Introducing T-Mobile IDs.

A misscoped UI refresh I turned into an end-to-end experience redesign, shipping the foundation that unblocked T-Mobile ID adoption across Retail and Digital, without a single backend change.

RoleProduct Designer · led end-to-end
ConstraintBackend frozen · tight timeline
Surfaceweb · mobile · app
StatusShipped
T-Mobile IDs, web view, four user roles
→ OutcomeWhy it mattered

The work other teams were waiting on.

Cross-company unlock. This redesign of the F&BV Digital Profile established T-Mobile’s new identity model, defining how user roles are managed under T-Mobile IDs across all accounts (excl. Business). Multiple company-wide initiatives were blocked on it, and it extended T-Mobile ID adoption into Retail, not just Digital. That shared foundation didn’t exist before.

§01The problem

Identity built on phone numbers, in a world moving past them.

T-Mobile’s F&BV Digital Profile experience was built around MSISDNs, phone numbers. Every user role, every permission, every touchpoint tied back to a phone number. As T-Mobile pushed toward a unified identity model built on T-Mobile IDs, that experience no longer reflected how the business needed identity to work.

§02My role

End-to-end ownership, including ownership of figuring out what the project was.

I owned this project end-to-end: identifying the real scope, convincing stakeholders to act on it, defining the experience direction, collaborating with engineering daily, and seeing it through delivery under significant pressure.

This was not a handed-down brief with a clear path.
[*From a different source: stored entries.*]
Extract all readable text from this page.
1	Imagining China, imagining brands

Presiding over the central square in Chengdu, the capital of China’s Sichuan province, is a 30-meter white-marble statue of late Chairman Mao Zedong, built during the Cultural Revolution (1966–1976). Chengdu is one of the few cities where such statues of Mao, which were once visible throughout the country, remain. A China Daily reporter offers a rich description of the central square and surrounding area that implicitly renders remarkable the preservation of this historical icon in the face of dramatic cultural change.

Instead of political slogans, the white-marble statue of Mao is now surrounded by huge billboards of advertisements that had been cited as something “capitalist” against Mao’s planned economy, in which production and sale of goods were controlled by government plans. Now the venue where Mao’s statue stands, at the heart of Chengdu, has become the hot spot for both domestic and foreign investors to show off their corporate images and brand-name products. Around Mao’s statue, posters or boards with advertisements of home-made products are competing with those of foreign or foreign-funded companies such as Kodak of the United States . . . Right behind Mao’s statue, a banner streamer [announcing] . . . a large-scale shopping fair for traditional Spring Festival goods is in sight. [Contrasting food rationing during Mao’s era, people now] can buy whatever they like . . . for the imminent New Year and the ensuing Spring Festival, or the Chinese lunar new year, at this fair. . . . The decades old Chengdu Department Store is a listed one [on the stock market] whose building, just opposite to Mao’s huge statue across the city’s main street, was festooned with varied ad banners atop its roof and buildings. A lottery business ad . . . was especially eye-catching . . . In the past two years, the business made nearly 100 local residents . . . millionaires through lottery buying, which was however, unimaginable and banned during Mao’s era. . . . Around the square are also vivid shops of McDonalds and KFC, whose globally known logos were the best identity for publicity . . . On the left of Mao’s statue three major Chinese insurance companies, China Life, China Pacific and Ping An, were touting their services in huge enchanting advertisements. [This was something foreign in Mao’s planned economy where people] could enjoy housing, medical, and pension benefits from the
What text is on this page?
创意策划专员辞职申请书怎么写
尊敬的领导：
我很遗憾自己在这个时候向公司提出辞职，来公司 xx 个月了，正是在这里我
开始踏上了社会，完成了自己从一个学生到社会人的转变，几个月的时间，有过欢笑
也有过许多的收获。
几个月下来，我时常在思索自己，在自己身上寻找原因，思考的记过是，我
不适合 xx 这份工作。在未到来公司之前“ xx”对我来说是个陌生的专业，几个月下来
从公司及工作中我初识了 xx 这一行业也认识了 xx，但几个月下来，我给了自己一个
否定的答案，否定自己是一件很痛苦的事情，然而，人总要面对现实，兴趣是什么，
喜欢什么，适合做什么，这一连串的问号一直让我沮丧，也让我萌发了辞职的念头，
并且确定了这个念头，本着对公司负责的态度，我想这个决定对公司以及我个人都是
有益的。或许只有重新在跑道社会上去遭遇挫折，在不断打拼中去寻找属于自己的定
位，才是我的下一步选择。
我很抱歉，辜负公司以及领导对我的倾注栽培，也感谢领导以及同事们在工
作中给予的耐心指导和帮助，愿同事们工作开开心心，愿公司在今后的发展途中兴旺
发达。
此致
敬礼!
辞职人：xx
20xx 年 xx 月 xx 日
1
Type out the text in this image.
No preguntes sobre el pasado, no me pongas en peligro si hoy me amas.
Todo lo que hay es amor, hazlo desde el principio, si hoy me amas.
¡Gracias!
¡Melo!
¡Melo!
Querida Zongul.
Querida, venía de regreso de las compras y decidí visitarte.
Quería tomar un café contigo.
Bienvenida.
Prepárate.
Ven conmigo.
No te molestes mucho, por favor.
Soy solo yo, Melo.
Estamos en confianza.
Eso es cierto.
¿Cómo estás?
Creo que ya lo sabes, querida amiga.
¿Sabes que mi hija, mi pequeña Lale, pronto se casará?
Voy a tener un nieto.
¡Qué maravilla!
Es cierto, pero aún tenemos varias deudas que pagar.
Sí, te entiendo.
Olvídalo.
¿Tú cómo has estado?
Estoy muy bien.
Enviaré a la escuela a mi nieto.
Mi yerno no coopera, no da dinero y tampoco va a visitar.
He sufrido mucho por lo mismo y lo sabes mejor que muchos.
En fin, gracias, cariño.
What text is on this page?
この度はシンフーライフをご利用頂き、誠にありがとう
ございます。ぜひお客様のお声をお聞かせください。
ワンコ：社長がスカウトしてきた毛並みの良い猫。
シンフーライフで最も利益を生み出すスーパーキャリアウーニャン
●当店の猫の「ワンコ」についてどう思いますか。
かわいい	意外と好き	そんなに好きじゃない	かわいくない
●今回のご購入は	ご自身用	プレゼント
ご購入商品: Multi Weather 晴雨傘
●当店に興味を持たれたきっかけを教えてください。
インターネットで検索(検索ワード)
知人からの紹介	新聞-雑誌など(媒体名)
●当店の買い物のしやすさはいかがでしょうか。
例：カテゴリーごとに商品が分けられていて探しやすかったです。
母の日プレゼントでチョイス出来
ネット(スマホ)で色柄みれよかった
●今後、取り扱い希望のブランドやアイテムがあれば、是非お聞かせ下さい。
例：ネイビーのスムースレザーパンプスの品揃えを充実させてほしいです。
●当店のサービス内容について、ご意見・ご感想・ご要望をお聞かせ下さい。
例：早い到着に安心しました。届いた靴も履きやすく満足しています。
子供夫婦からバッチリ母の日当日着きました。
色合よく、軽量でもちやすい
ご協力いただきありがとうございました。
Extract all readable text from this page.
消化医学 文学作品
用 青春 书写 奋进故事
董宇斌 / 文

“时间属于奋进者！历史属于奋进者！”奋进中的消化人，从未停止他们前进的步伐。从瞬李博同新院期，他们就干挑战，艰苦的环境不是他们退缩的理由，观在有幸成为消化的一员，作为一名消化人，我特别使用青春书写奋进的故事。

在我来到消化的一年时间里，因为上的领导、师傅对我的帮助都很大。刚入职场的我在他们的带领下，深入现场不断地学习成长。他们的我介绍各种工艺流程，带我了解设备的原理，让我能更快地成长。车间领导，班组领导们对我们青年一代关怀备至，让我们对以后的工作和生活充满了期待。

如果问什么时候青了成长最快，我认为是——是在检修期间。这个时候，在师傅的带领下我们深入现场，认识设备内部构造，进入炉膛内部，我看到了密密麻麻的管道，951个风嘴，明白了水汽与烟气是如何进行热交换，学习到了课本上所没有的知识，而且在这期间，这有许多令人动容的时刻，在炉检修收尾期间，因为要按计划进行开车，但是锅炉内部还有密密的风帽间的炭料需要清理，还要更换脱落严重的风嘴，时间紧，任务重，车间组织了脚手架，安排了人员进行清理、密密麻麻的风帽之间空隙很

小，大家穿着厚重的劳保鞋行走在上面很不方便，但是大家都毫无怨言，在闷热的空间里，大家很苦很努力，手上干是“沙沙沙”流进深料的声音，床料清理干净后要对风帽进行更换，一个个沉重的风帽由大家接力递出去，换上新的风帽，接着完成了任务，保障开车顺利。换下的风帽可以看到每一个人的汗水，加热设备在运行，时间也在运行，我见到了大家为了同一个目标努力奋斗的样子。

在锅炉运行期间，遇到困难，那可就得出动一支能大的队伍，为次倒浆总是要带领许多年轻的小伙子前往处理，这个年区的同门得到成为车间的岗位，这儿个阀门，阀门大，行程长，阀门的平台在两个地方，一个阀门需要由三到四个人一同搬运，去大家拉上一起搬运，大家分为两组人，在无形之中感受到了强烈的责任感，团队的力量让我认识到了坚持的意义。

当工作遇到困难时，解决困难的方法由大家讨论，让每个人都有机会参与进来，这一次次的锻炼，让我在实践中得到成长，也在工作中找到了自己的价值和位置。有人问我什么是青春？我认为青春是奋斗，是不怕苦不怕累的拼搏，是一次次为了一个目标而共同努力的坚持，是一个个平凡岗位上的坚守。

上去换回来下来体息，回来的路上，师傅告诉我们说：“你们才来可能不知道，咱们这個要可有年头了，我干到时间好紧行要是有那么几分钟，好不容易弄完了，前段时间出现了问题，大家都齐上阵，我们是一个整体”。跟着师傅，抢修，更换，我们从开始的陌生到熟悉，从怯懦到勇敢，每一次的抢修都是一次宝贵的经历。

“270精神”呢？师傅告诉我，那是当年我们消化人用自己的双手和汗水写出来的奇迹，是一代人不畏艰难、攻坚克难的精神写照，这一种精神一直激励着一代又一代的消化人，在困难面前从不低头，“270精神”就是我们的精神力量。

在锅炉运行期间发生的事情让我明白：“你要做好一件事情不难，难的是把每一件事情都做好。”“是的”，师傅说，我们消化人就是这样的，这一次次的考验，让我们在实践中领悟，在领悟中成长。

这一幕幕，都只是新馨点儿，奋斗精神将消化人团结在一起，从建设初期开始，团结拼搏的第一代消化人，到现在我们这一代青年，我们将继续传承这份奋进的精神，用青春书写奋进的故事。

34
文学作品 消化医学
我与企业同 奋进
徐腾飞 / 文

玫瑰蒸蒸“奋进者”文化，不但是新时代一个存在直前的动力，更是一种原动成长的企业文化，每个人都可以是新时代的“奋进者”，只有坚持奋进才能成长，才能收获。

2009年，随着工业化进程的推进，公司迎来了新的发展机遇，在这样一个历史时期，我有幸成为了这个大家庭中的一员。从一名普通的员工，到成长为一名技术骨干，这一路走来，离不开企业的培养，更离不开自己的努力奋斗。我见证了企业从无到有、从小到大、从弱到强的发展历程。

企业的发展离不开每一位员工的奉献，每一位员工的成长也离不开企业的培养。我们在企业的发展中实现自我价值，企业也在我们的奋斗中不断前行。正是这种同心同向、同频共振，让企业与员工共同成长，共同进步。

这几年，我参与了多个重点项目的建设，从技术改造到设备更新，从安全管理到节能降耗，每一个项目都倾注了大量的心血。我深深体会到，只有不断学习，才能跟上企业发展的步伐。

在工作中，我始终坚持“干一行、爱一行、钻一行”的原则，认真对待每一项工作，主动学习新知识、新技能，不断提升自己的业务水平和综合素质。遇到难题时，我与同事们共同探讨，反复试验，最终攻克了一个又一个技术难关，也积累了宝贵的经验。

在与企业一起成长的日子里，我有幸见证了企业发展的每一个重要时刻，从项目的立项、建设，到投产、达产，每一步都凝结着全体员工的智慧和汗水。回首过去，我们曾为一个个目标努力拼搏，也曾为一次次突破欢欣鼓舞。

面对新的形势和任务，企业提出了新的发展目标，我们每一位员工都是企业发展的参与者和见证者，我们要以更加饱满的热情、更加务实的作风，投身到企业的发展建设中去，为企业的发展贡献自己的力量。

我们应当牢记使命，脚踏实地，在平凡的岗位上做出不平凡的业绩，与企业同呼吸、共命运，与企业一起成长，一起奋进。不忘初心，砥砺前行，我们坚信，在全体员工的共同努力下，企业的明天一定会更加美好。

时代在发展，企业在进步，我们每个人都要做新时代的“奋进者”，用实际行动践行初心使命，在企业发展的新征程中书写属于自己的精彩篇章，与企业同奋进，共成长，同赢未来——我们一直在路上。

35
The first and most important design decision was figuring out what the project actually needed to be.

Scope shift, UI refresh vs experience redesign
§03Reframing the scope

The brief said UI refresh. The work said experience redesign.

When I joined, the project was scoped as a UI refresh. Another designer was slated for it but was swamped, so I stepped in. At kickoff it became clear the requested changes were not cosmetic, they touched how roles displayed, how permissions worked, and how the experience would behave for four distinct user types.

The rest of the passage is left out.